Christian Lee Hutson nous dévoile son monde imaginaire avec Paradise Pop.10

Avec son troisième album Paradise Pop.10 sorti en septembre, Christian Lee Hutson nous confirme son talent d’écriture. Adepte de la fiction inspirée de sa vie, il raconte au moyen de chansons les vies de personnages un peu tristes : leurs pertes, leurs amours, leurs regrets. La Vague Parallèle l’a rencontré pour debunk ces histoires qu’il raconte, juste avant son show au Botanique, un jour un peu spécial pour lui…

La Vague Parallèle : Salut Christian, tout d’abord : bon anniversaire !

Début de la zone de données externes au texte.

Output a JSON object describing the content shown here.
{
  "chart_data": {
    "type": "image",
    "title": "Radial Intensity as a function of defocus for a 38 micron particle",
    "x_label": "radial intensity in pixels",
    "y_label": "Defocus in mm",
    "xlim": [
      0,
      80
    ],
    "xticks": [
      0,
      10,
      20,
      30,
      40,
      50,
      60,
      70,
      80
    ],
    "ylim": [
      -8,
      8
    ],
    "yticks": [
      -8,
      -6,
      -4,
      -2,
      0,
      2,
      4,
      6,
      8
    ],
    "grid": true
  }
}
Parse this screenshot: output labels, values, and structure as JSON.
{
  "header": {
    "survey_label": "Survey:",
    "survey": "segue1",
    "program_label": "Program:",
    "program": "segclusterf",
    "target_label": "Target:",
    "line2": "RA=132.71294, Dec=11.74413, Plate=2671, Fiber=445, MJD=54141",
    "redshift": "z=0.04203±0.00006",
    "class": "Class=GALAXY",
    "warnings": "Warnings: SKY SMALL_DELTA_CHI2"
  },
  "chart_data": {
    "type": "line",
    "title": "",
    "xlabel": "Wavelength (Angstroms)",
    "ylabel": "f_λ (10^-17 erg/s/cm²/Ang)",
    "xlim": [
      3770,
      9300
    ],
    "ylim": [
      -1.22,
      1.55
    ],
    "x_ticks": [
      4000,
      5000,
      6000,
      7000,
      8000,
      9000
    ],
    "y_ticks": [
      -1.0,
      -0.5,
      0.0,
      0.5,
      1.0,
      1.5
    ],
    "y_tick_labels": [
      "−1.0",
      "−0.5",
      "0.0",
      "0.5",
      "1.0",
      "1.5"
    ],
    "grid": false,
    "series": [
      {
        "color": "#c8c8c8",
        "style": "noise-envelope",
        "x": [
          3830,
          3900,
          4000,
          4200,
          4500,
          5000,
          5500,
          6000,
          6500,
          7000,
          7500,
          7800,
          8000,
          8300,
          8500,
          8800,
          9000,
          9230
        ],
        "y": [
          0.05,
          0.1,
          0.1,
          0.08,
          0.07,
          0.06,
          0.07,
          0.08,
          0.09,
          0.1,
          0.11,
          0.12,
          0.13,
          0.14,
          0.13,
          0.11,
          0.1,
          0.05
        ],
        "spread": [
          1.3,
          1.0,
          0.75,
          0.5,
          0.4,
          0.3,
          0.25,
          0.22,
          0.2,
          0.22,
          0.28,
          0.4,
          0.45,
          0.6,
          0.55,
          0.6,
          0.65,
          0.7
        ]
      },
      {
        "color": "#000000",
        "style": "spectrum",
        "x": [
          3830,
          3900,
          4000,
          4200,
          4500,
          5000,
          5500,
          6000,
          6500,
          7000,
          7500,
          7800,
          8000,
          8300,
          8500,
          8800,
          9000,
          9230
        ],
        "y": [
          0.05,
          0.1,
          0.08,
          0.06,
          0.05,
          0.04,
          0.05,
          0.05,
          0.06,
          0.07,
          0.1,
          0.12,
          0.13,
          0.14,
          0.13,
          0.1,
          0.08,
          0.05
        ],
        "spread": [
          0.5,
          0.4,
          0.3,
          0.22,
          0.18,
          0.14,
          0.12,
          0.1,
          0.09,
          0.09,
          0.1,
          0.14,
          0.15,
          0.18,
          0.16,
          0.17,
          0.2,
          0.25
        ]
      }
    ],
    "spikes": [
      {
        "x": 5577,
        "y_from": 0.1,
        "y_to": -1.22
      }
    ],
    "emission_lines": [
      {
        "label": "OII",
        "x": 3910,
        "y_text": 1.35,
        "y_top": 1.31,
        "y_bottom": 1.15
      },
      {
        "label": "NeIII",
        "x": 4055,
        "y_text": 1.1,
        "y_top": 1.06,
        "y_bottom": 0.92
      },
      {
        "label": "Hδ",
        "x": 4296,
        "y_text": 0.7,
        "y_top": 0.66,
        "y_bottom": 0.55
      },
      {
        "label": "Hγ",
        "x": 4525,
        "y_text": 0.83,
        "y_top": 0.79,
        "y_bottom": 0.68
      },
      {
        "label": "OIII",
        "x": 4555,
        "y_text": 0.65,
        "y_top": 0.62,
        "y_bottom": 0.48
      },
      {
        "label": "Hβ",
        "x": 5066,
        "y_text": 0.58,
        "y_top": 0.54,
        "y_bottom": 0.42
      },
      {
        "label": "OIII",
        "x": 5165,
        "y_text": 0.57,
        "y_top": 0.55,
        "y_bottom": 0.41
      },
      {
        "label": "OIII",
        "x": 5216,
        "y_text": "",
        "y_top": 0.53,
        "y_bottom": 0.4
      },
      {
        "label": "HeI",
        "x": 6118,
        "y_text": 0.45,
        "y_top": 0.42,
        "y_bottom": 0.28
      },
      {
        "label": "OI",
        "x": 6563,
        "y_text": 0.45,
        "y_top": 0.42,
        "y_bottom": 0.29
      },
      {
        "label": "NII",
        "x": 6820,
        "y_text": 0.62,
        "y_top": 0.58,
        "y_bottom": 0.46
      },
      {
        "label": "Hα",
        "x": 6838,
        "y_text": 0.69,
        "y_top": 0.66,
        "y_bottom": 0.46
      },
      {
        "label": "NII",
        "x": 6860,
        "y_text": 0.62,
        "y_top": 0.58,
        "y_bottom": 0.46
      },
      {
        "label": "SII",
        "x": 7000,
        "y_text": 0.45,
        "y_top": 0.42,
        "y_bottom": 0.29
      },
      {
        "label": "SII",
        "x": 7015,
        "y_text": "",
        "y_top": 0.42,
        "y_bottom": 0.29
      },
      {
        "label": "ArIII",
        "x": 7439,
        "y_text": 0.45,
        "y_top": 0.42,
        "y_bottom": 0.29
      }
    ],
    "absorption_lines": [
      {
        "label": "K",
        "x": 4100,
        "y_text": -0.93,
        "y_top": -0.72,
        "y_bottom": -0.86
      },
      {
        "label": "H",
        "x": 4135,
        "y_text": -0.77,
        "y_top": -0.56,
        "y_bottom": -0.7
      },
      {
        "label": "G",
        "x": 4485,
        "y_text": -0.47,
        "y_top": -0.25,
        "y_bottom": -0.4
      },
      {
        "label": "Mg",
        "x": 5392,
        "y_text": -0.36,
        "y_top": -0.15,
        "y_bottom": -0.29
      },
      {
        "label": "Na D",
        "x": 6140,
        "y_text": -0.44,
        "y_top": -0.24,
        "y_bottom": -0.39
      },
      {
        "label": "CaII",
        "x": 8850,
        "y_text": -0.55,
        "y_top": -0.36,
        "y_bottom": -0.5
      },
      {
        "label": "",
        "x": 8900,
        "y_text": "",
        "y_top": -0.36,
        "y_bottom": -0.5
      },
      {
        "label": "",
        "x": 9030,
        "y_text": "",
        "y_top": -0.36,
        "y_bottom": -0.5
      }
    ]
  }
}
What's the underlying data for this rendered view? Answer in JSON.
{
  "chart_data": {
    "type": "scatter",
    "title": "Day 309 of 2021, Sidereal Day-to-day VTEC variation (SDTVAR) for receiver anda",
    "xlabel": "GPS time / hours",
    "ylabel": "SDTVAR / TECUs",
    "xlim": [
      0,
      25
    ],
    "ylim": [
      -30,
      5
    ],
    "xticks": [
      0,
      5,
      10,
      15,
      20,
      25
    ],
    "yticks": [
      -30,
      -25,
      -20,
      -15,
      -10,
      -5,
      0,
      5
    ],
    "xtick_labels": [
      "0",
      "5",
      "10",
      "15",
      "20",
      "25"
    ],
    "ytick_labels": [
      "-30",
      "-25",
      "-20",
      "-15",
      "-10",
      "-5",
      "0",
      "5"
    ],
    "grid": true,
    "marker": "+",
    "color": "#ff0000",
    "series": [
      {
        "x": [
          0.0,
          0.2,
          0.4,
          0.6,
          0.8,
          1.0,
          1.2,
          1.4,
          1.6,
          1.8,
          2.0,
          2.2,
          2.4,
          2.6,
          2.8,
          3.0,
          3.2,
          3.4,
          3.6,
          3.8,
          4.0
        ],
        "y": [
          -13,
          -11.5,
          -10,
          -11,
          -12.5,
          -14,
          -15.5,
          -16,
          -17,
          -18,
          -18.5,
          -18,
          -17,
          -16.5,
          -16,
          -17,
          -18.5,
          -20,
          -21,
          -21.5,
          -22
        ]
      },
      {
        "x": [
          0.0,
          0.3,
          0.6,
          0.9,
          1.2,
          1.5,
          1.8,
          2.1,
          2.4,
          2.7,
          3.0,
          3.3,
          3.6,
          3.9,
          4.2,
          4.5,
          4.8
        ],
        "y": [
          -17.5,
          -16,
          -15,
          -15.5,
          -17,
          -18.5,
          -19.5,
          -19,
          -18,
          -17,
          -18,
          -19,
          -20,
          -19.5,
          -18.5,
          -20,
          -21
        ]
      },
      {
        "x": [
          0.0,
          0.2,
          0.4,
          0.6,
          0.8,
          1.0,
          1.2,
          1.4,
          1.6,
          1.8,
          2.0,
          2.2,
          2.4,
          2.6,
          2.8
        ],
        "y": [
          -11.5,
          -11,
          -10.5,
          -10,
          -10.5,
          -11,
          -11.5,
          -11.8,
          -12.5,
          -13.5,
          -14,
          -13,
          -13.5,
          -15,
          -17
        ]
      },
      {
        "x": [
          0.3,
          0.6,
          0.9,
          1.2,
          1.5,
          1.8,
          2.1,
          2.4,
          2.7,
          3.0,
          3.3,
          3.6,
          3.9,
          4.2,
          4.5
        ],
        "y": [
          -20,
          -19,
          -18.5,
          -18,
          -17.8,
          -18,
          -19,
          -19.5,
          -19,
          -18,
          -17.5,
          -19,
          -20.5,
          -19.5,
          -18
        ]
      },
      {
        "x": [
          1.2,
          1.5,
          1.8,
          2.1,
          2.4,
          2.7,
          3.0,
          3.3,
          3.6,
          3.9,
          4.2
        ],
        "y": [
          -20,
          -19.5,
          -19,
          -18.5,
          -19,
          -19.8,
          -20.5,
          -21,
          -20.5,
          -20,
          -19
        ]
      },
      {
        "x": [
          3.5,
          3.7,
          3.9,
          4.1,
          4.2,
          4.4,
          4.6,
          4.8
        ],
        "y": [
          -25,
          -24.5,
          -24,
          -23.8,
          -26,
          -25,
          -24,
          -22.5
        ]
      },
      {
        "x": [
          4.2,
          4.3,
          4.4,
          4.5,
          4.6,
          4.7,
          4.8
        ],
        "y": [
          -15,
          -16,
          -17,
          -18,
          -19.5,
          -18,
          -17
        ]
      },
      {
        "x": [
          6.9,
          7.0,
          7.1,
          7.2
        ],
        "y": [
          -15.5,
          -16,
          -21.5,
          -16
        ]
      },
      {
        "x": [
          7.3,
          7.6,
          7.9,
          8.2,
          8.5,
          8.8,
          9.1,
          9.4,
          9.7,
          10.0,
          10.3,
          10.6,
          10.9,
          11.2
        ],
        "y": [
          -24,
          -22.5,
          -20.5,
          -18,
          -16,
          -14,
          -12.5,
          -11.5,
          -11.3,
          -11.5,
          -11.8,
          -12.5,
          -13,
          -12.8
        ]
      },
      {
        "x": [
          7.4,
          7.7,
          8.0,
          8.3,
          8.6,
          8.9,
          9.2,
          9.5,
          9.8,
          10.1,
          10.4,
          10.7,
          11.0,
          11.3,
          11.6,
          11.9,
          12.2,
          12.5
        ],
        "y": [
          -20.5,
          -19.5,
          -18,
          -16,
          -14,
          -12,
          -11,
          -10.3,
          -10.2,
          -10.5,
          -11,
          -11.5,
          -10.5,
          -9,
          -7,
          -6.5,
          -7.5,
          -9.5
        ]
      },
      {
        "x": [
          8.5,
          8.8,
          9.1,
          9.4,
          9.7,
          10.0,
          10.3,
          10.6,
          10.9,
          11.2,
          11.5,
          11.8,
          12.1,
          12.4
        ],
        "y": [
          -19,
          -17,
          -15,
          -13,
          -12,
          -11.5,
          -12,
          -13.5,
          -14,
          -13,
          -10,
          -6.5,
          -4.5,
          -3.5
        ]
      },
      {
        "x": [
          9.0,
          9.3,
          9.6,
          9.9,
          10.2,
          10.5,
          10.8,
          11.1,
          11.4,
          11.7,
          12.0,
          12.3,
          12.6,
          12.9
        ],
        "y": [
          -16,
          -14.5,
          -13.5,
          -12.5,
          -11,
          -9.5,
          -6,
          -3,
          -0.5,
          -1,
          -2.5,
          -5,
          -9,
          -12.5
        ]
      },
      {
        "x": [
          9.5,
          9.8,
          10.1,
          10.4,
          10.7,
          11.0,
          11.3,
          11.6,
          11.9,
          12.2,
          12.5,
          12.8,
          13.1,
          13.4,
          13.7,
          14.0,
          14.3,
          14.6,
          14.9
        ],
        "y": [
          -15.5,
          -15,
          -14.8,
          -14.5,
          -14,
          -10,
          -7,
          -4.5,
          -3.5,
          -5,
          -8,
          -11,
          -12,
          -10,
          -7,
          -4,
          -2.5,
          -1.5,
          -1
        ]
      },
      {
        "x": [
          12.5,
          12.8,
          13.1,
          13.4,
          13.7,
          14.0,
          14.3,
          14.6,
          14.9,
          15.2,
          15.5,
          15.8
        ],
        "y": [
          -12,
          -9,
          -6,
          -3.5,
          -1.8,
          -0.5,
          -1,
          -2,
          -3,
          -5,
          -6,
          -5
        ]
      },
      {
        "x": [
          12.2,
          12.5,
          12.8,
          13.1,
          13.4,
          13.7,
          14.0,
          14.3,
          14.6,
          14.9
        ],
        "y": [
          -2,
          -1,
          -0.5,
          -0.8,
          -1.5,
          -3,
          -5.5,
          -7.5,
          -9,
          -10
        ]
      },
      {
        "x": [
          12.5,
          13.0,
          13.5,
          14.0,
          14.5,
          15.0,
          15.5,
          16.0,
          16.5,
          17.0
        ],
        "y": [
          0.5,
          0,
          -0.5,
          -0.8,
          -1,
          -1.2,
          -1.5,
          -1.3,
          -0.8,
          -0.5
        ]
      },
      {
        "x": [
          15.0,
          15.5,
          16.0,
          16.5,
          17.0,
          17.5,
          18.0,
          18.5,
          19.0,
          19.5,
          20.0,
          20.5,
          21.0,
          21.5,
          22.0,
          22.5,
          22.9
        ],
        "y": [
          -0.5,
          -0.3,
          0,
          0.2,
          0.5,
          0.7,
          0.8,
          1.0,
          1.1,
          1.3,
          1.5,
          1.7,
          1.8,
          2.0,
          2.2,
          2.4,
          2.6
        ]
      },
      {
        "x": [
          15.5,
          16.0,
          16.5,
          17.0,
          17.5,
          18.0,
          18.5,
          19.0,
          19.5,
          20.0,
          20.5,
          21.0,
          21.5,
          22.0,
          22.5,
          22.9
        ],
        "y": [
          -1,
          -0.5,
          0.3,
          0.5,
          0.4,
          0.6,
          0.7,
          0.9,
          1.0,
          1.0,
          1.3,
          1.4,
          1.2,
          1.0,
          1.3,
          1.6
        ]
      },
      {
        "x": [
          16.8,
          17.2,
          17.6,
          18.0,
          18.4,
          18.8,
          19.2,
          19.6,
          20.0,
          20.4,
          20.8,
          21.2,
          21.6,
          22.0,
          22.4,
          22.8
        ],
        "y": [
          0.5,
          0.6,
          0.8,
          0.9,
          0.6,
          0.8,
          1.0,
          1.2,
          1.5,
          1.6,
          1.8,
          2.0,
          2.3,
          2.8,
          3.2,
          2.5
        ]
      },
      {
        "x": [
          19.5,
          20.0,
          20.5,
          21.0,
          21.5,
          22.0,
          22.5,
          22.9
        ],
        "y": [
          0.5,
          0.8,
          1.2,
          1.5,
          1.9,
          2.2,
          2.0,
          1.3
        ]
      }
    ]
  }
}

Christian Lee Hutson : Hello ! Merci, je me sens vraiment vieux. J’ai l’impression que le temps file.

LVP : Comment se passe la tournée ? C’est ta première fois à Bruxelles ?

Christian Lee Hutson : C’est ma première fois à Bruxelles, oui, mais je suis déjà venu à Anvers en première partie de Better Oblivion Community Center. On vient de me faire remarquer qu’Anvers et Bruxelles ne sont pas les mêmes villes (rires). Sinon, la tournée se passe super bien, je suis content.

LVP : As-tu une chanson préférée à jouer en live ?

Christian Lee Hutson : Ça dépend de qui est dans le groupe, donc ça change souvent. Chaque personne qui joue avec moi a son propre ressenti sur une certaine chanson, quelque chose d’unique. En ce moment, c’est Rubberneckers qui est la plus amusante à jouer ensemble. On a aussi réarrangé certaines chansons au piano de mon nouvel album pour qu’elles conviennent au groupe, elles sont aussi très chouettes à jouer.

LVP : On est fans de ton dernier album, Paradise Pop.10 !  On se demande si tu as voulu marquer une différence avec tes deux albums précédents (Beginners et Quitters) qui avaient une direction artistique différente de ce troisième projet.  

Christian Lee Hutson : Je me suis dit que si j’en faisais un autre avec “ers” à la fin, je serai coincé et devrais continuer pour le reste de ma vie (Rires). Alors, pour celui-ci, on n’avait pas de titre en tête au moment de l’enregistrer, puis je me suis souvenu de la ville où mon père a grandi. A l’entrée, il y avait cette petite pancarte qui indiquait la population de 10 habitant·es dans cette petite ville qui s’appelle “Paradise”. Je me suis dit que ce serait un titre cool, ça donnerait une cachet théâtral à cet album qui est composé de toutes ces petites histoires, de ces petits personnages qui vivent dans cette ville fictive. Mon père faisait la blague : “quand on sera les personnes qu’on est censées être, on pourra aller au paradis. Ils nous laisseront vivre dans cette ville. Quand on sera parfait·es, on pourra aller à Paradise, Pop.10.”

LVP : Cela signifie que que c’est un album parfait ?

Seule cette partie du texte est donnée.